Mahendralal Sarkar started a campaign with the motto of reconstructing colonial India in 1867 for a national science association. He planned for an association with Sashibhusan Chattopadhyay FRGS FRSA that would be funded, run, and managed by native Indians, with the aim of turning out a pool of scientists for national reconstruction. The Indian Association for the Cultivation of Science (IACS) was established in 1876, and Sarkar was its first secretary. IACS was the first national science association of India. Basic science departments such as physics, chemistry, mathematics, physiology, geology, botany, etc. were established, and notable Indian scientists participated in the association. Regular lectures and demonstrations were arranged for the public to popularise science. The weekly lectures of Saint Xavier's College Jesuit Father, Eugène Lafont, cofounder of the IACS were particularly popular.

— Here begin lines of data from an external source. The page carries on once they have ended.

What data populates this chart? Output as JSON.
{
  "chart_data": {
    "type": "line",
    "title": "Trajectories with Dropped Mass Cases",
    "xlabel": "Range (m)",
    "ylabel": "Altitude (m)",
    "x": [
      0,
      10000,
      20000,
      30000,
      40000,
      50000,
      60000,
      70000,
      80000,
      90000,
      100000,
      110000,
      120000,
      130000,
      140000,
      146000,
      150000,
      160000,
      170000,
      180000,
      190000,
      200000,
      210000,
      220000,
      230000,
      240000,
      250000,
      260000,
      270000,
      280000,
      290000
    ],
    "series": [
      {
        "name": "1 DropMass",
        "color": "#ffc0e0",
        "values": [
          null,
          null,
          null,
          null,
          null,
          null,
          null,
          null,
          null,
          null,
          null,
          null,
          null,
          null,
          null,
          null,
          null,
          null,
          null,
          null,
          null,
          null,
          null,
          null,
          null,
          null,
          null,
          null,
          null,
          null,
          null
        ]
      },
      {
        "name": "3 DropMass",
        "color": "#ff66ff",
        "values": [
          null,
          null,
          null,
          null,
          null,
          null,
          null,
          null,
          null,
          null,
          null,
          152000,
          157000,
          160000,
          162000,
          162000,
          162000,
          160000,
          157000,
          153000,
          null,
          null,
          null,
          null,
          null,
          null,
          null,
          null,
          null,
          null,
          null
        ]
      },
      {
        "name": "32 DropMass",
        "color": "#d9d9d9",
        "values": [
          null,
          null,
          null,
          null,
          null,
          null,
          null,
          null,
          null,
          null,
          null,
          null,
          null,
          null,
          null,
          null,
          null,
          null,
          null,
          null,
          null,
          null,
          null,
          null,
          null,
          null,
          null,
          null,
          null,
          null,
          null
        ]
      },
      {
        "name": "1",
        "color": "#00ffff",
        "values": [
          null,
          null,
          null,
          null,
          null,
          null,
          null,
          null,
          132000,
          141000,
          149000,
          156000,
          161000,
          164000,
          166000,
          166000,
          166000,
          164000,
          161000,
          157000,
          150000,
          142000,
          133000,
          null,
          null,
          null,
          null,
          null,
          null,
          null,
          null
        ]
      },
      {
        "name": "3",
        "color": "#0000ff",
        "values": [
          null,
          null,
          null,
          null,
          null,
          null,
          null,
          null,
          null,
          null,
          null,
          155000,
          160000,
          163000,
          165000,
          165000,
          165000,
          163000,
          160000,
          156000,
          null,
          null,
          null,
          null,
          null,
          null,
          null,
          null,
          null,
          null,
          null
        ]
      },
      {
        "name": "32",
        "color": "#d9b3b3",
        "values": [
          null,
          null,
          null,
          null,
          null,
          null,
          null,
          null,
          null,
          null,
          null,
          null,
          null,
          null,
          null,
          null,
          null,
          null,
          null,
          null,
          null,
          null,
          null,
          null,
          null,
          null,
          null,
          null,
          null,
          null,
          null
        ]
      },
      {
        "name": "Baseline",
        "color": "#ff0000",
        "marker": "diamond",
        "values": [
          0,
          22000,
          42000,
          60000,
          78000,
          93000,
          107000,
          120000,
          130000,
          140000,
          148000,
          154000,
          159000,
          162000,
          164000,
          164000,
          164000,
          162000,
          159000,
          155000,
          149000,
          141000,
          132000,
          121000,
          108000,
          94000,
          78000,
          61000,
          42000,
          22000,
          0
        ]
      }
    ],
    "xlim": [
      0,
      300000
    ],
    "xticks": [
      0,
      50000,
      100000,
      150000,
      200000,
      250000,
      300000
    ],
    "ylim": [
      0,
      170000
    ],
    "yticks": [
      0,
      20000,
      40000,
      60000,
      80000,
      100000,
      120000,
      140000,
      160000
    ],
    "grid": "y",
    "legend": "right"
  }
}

Sarkar supported women's education in nineteenth-century India, when higher education among women was rare. For example, he was a supporter of Abala Bose's decision to pursue the study of medicine at Madras Medical College instead of Calcutta Medical College, where admission of females was not permitted. He also arranged for Sarala Devi Chaudhurani's attendance at the evening lectures at IACS so that she could pursue higher studies in physics.

== Awards and honours ==

He was a fellow of Calcutta University and an honorary magistrate and Sheriff of Calcutta (1887). He was made a CIE in 1883 and honoured with an honorary doctorate degree by the University of Calcutta in 1898.